Contrary to popular opinion, some stress may actually be good for your cells — especially when it concerns your brain. British researchers report that stress can prevent the build-up of protein debris seen in patients with dementia.

Clumps of misfolded proteins are involved in both Alzheimer’s and Parkinson’s disease. The misfolded amyloid and tau proteins in Alzheimer’s disease, for example, cause irreversible damage to nerve cells.

Protein folding and occasional misfolding are normal bodily processes, but when misfolded proteins are not removed, as they are in healthy people, and build up, the individual’s cognitive abilities decline.

An early clue about the benefits of cellular stress came from Scandinavia where sauna use is common.

Scientists continue to search for new medicines that can either remove the misfolded proteins or prevent them from happening. So far, no effective medicine has been developed. Which is why the new British study may be particularly helpful given how rapidly the world’s elderly population is increasing.

The approach by the UK Dementia Research Institute at the University of Cambridge is different. Instead of seeking ways to prevent or eliminate misfolding, the Cambridge team is focusing on a “do-over”, searching for ways to refold the misfolded proteins.

“Just like when we get stressed by a heavy workload, so, too, cells can get ‘stressed’ if they’re called upon to produce a large amount of proteins, explained researcher, Edward Avezov, in a statement. “We focused on stressing a component of cells known as the endoplasmic reticulum, which is responsible for producing around a third of our proteins — and assumed that this stress might cause misfolding.”

All mammalian cells have an endoplasmic reticulum (ER).

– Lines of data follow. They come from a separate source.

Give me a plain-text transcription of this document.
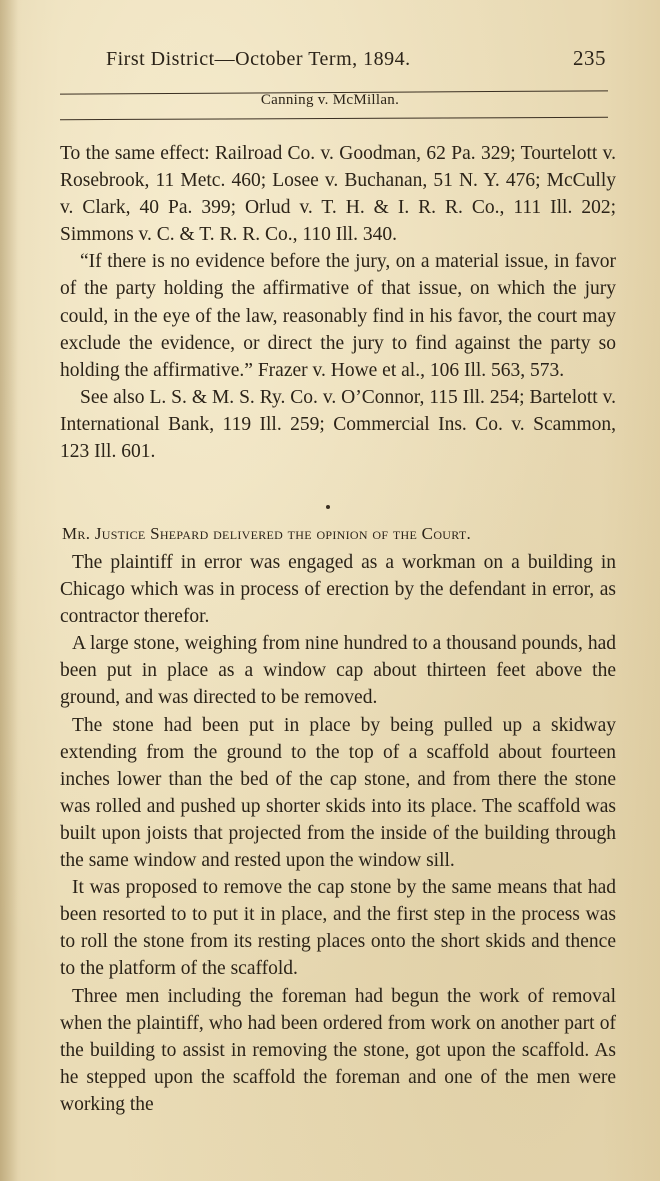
First District—October Term, 1894.	235
Canning v. McMillan.

To the same effect: Railroad Co. v. Goodman, 62 Pa. 329; Tourtelott v. Rosebrook, 11 Metc. 460; Losee v. Buchanan, 51 N. Y. 476; McCully v. Clark, 40 Pa. 399; Orlud v. T. H. & I. R. R. Co., 111 Ill. 202; Simmons v. C. & T. R. R. Co., 110 Ill. 340.

“If there is no evidence before the jury, on a material issue, in favor of the party holding the affirmative of that issue, on which the jury could, in the eye of the law, reasonably find in his favor, the court may exclude the evidence, or direct the jury to find against the party so holding the affirmative.” Frazer v. Howe et al., 106 Ill. 563, 573.

See also L. S. & M. S. Ry. Co. v. O’Connor, 115 Ill. 254; Bartelott v. International Bank, 119 Ill. 259; Commercial Ins. Co. v. Scammon, 123 Ill. 601.

Mr. Justice Shepard delivered the opinion of the Court.

The plaintiff in error was engaged as a workman on a building in Chicago which was in process of erection by the defendant in error, as contractor therefor.

A large stone, weighing from nine hundred to a thousand pounds, had been put in place as a window cap about thirteen feet above the ground, and was directed to be removed.

The stone had been put in place by being pulled up a skidway extending from the ground to the top of a scaffold about fourteen inches lower than the bed of the cap stone, and from there the stone was rolled and pushed up shorter skids into its place. The scaffold was built upon joists that projected from the inside of the building through the same window and rested upon the window sill.

It was proposed to remove the cap stone by the same means that had been resorted to to put it in place, and the first step in the process was to roll the stone from its resting places onto the short skids and thence to the platform of the scaffold.

Three men including the foreman had begun the work of removal when the plaintiff, who had been ordered from work on another part of the building to assist in removing the stone, got upon the scaffold. As he stepped upon the scaffold the foreman and one of the men were working the
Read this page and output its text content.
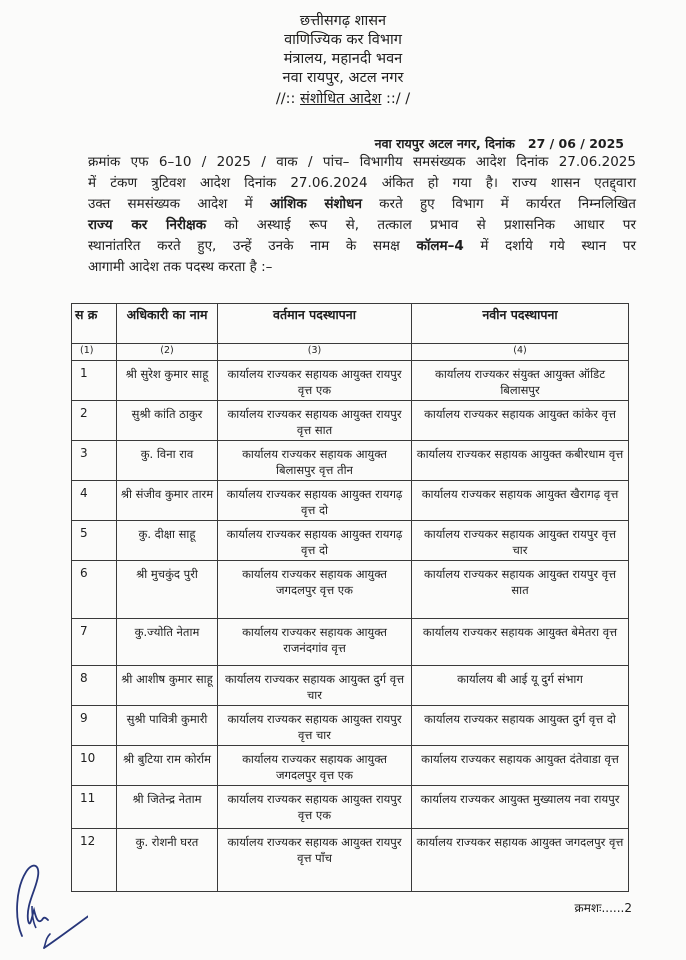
छत्तीसगढ़ शासन
वाणिज्यिक कर विभाग
मंत्रालय, महानदी भवन
नवा रायपुर, अटल नगर
//:: संशोधित आदेश ::/ /
नवा रायपुर अटल नगर, दिनांक 27 / 06 / 2025
क्रमांक एफ 6–10 / 2025 / वाक / पांच– विभागीय समसंख्यक आदेश दिनांक 27.06.2025
में टंकण त्रुटिवश आदेश दिनांक 27.06.2024 अंकित हो गया है। राज्य शासन एतद्द्वारा
उक्त समसंख्यक आदेश में आंशिक संशोधन करते हुए विभाग में कार्यरत निम्नलिखित
राज्य कर निरीक्षक को अस्थाई रूप से, तत्काल प्रभाव से प्रशासनिक आधार पर
स्थानांतरित करते हुए, उन्हें उनके नाम के समक्ष कॉलम–4 में दर्शाये गये स्थान पर
आगामी आदेश तक पदस्थ करता है :–
स क्र	अधिकारी का नाम	वर्तमान पदस्थापना	नवीन पदस्थापना
(1)	(2)	(3)	(4)
1	श्री सुरेश कुमार साहू	कार्यालय राज्यकर सहायक आयुक्त रायपुर वृत्त एक	कार्यालय राज्यकर संयुक्त आयुक्त ऑडिट बिलासपुर
2	सुश्री कांति ठाकुर	कार्यालय राज्यकर सहायक आयुक्त रायपुर वृत्त सात	कार्यालय राज्यकर सहायक आयुक्त कांकेर वृत्त
3	कु. विना राव	कार्यालय राज्यकर सहायक आयुक्त बिलासपुर वृत्त तीन	कार्यालय राज्यकर सहायक आयुक्त कबीरधाम वृत्त
4	श्री संजीव कुमार तारम	कार्यालय राज्यकर सहायक आयुक्त रायगढ़ वृत्त दो	कार्यालय राज्यकर सहायक आयुक्त खैरागढ़ वृत्त
5	कु. दीक्षा साहू	कार्यालय राज्यकर सहायक आयुक्त रायगढ़ वृत्त दो	कार्यालय राज्यकर सहायक आयुक्त रायपुर वृत्त चार
6	श्री मुचकुंद पुरी	कार्यालय राज्यकर सहायक आयुक्त जगदलपुर वृत्त एक	कार्यालय राज्यकर सहायक आयुक्त रायपुर वृत्त सात
7	कु.ज्योति नेताम	कार्यालय राज्यकर सहायक आयुक्त राजनंदगांव वृत्त	कार्यालय राज्यकर सहायक आयुक्त बेमेतरा वृत्त
8	श्री आशीष कुमार साहू	कार्यालय राज्यकर सहायक आयुक्त दुर्ग वृत्त चार	कार्यालय बी आई यू दुर्ग संभाग
9	सुश्री पावित्री कुमारी	कार्यालय राज्यकर सहायक आयुक्त रायपुर वृत्त चार	कार्यालय राज्यकर सहायक आयुक्त दुर्ग वृत्त दो
10	श्री बुटिया राम कोर्राम	कार्यालय राज्यकर सहायक आयुक्त जगदलपुर वृत्त एक	कार्यालय राज्यकर सहायक आयुक्त दंतेवाडा वृत्त
11	श्री जितेन्द्र नेताम	कार्यालय राज्यकर सहायक आयुक्त रायपुर वृत्त एक	कार्यालय राज्यकर आयुक्त मुख्यालय नवा रायपुर
12	कु. रोशनी घरत	कार्यालय राज्यकर सहायक आयुक्त रायपुर वृत्त पाँच	कार्यालय राज्यकर सहायक आयुक्त जगदलपुर वृत्त
क्रमशः......2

The ER plays an important role in the synthesis, folding, modification and transport of proteins needed on the surface or outside the cell.

To test their hypothesis, the challenge for the researchers was to find a way to stress the ER without causing even more damage to brain cells. The team chose a class of proteins known as heat shock proteins (HSPs). As their name implies, when the body confronts high temperatures, these proteins are made to protect the cells against the stress of high heat.

An early clue about the benefits of cellular stress came from Scandinavia where sauna use is common. “There have been some studies recently of people in Scandinavian countries who regularly use saunas, suggesting that they may be at lower risk of developing dementia. One possible explanation for this is that this mild stress triggers a higher activity of HSPs, helping correct tangled proteins,” Avezov Indicated.

Until recently, researchers had no technology that enabled them to view these processes in living cells to monitor the effects of any technique they were testing. But thanks to a collaboration with teams at Pennsylvania State University and the University of Algarve, the British researchers can now see what’s happening at the ER, such as misfolding, almost immediately by measuring fluorescent light patterns.

“We were astonished to find that stressing the cell actually eliminated the aggregates — not by degrading them or clearing them out, but by unravelling the aggregates, potentially allowing them to refold correctly,” said Avezov.

The research findings are published in Nature Communications.